Normal, standard, common, regular, typical…all are words we use to establish an expectation for ourselves, about ourselves, others, and so on. Am I normal? Is this normal?…Well, I normally have trouble getting things going and keeping them going. It’s taken me two months from promising to start “What’s normal now” to starting it. I’ve struggled and not told anyone I was doing so. I’ve made gestures at starting like creating a topic page for a wiki, mentioning to people that I am going to do this and then gone back into not doing it. How normal is that? A linguistic formula whose systemic ambiguity invites its own denial!!

Are we heading for a future where the new normal is the norm? Maybe we are already in it and its arrival hasn’t been noticed. One probability is that whatever has been superseded by fashion may itself be superseded by the fashion it replaced. Try the history of fashion in sunglasses for the last 40 years, or 80! My aviators are back in.

Describing someone/something as ‘normal’ is a basic assessment that someone or something is alright, OK, workable, etc. and as such is a basis for the conduct of everyday life. The key word is ‘conduct’. Hence, when we feel not normal – abnormal, bad normal, etc. – we may also feel compromised in our personal and social capacity to act. If we feel not-normal in too many ways or too intensely our performance collapses. The same applies to our worlds – physical, spiritual, etc.

Challenges of the normal

There will be some challenges pursuing the question ‘What’s normal now?’. For instance, by what authority can anyone say anything is ‘normal’, including themselves? Another is that there are normal things which are also clearly (I say authoritatively) bad, dangerous, damaging, etc. (e.g. alcohol, over-reliance on a narrow set of capabilities; excess focus (obsessiveness by successful people) And yet another is how to distinguish the normal from other factors which tend to present in cloying clusters in human events. For example, a single norm like marriage, has personal, interpersonal, social and material aspects (and, also, subjective and objective faces with substantive cultural variations). Then there is the fact that norms (another challenge) are implicit in matters labelled ‘normal’. Finally, the normal and its associated norms are often about dilemmas and paradoxes which are hard to norm.

And I haven’t even mentioned a huge range of natural normals and norms which provide the basis for our understanding of what the world really is, failing which our intentions will be waylaid by it. That is, the sciences, human and physical, with spiritual systems nearer or farther from view as fits your comfort.

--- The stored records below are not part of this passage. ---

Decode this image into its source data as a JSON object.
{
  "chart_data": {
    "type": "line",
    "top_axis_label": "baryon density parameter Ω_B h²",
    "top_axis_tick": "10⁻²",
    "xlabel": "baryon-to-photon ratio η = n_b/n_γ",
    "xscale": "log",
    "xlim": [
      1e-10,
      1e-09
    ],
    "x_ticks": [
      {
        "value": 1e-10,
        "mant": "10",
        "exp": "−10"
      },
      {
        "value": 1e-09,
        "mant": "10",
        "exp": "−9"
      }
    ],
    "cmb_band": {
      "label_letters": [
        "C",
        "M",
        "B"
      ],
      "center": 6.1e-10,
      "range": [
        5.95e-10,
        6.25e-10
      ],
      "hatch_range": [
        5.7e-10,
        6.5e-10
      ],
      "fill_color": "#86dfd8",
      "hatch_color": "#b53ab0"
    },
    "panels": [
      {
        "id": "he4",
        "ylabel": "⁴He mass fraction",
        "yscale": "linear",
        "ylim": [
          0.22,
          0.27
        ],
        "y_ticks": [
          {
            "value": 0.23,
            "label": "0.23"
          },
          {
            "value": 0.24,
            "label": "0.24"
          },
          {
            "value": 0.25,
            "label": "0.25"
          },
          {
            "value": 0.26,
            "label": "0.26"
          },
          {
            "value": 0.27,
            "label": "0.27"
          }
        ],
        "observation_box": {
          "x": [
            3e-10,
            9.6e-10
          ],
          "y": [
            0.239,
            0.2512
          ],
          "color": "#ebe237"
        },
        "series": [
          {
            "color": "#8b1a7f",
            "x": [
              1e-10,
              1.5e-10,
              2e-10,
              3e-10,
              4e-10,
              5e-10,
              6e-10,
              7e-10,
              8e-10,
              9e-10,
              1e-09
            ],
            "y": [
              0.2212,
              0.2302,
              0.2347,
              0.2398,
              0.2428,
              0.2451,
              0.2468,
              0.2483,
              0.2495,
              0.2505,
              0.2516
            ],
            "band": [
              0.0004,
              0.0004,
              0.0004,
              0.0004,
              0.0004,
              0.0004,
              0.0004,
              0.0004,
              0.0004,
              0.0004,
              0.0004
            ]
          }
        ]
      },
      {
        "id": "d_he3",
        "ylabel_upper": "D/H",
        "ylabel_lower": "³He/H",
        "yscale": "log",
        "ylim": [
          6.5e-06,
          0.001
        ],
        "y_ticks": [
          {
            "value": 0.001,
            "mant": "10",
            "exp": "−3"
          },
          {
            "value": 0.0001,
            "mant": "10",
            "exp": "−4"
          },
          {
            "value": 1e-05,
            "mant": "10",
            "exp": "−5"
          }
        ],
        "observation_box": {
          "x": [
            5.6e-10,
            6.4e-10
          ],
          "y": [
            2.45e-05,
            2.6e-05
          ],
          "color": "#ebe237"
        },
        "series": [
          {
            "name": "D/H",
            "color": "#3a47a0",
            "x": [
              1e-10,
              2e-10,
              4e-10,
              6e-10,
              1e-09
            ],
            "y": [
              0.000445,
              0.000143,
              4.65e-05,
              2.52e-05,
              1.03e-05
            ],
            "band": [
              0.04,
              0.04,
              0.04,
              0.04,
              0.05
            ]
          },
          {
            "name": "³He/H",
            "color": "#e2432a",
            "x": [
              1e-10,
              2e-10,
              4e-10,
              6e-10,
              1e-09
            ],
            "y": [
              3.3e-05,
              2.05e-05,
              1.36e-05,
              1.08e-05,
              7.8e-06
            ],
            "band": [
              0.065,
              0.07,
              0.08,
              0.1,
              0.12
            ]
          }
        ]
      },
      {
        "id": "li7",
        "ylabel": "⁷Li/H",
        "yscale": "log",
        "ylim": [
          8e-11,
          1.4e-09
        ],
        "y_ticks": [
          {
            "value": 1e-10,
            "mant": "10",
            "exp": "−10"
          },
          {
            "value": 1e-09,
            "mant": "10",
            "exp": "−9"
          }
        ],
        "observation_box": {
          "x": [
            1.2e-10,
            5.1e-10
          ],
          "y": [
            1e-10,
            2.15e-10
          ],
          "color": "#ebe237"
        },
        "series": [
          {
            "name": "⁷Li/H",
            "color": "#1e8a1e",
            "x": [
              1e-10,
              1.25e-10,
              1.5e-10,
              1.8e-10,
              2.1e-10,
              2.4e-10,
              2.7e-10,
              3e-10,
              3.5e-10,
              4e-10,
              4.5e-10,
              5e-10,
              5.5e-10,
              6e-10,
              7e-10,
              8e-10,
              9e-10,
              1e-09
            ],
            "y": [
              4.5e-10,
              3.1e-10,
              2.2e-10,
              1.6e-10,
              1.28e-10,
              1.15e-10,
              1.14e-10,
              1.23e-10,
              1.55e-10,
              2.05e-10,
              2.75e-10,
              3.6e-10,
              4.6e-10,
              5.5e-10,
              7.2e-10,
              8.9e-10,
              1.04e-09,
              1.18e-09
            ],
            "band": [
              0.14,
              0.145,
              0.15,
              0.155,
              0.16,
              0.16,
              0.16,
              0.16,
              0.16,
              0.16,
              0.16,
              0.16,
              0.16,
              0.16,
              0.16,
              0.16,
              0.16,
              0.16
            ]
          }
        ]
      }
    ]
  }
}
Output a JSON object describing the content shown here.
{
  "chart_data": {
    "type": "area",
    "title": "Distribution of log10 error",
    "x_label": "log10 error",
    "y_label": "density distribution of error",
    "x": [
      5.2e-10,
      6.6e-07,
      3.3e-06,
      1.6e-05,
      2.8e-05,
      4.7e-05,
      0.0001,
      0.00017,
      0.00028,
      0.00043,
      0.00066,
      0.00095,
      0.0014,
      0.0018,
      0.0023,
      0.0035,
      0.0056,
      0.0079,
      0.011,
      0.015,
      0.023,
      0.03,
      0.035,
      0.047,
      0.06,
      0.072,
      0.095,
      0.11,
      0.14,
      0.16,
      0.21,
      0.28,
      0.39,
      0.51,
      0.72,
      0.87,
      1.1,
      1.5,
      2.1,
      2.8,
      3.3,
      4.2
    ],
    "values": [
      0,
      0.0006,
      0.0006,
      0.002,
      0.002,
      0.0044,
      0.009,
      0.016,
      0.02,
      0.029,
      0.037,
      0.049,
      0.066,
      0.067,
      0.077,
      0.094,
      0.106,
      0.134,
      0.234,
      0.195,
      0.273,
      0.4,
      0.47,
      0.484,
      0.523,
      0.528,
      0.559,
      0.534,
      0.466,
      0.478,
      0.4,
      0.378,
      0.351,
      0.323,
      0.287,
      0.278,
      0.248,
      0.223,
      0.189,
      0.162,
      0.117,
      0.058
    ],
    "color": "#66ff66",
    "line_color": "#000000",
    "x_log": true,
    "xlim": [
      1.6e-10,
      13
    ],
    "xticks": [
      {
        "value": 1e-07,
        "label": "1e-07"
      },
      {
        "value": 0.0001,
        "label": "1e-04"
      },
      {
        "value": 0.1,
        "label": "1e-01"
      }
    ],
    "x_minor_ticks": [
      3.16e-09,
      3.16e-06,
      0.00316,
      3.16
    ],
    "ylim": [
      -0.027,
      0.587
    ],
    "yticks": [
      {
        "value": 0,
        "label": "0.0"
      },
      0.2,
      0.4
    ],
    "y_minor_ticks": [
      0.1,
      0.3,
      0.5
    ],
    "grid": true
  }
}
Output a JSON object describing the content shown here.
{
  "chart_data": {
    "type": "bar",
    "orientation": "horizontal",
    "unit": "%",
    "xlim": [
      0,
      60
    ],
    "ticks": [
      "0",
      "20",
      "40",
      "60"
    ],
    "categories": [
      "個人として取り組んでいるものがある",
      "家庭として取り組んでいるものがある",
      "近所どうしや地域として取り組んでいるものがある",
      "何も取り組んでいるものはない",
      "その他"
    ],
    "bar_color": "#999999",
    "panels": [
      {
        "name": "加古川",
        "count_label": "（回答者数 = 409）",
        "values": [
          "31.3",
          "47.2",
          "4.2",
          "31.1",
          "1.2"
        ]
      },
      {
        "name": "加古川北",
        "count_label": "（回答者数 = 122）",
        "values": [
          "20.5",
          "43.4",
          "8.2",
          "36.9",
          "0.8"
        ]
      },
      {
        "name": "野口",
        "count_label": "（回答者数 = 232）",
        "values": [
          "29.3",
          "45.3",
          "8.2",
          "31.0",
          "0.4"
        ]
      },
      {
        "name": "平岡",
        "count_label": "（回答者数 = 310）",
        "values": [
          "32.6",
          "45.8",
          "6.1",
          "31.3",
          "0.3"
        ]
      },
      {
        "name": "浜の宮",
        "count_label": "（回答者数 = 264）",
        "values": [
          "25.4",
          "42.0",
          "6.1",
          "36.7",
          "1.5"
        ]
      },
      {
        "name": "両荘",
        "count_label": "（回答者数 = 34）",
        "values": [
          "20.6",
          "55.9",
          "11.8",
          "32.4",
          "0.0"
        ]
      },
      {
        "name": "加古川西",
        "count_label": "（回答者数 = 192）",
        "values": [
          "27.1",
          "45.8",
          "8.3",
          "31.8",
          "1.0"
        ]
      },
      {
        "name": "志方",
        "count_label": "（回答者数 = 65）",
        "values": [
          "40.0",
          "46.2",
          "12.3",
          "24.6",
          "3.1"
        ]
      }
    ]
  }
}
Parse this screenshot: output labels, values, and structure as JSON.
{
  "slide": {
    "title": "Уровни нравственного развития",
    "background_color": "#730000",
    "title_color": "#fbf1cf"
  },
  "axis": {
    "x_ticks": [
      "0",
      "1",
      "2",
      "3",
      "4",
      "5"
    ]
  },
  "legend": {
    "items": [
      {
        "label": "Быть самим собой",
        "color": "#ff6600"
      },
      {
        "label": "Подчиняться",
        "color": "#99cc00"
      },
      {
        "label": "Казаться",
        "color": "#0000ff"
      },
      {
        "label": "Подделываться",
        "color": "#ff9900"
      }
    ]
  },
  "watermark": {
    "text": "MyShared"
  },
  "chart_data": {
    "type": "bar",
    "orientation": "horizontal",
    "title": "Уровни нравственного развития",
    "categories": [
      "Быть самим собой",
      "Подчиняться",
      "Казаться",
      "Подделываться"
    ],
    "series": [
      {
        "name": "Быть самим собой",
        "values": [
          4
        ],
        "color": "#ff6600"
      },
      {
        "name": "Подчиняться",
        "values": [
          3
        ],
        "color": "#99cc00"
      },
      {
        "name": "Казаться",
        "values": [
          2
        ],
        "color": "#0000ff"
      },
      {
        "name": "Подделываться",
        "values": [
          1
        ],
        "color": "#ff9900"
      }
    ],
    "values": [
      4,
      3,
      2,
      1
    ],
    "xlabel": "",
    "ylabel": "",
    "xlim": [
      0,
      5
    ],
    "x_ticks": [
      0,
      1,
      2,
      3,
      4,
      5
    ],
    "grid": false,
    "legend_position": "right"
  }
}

I know some of why this is normal for me and of course, for the positive spin people out there, it is not totally me by quite a way. So, (a normalising conjunction), it is appropriate to me that I start by acknowledging this damaged part of me and invite you to help create the first class of normals: broken or damaged ones. Some starters are below. Small steps and all that!!

Broken normals/ declining normals, in ‘advanced’, anglo economies etc.

        Marriage – 45% failure rate

        Job insecurity, signalled in various ways

        Religious affiliation / participation – actual attendance = <20 o:p="" overall="">

        Grotesque income disparities, again especially in the Anglosphere

        Single occupancy living increases in Australia, especially for over 35’s and women

        Personal health – the obesity challenge.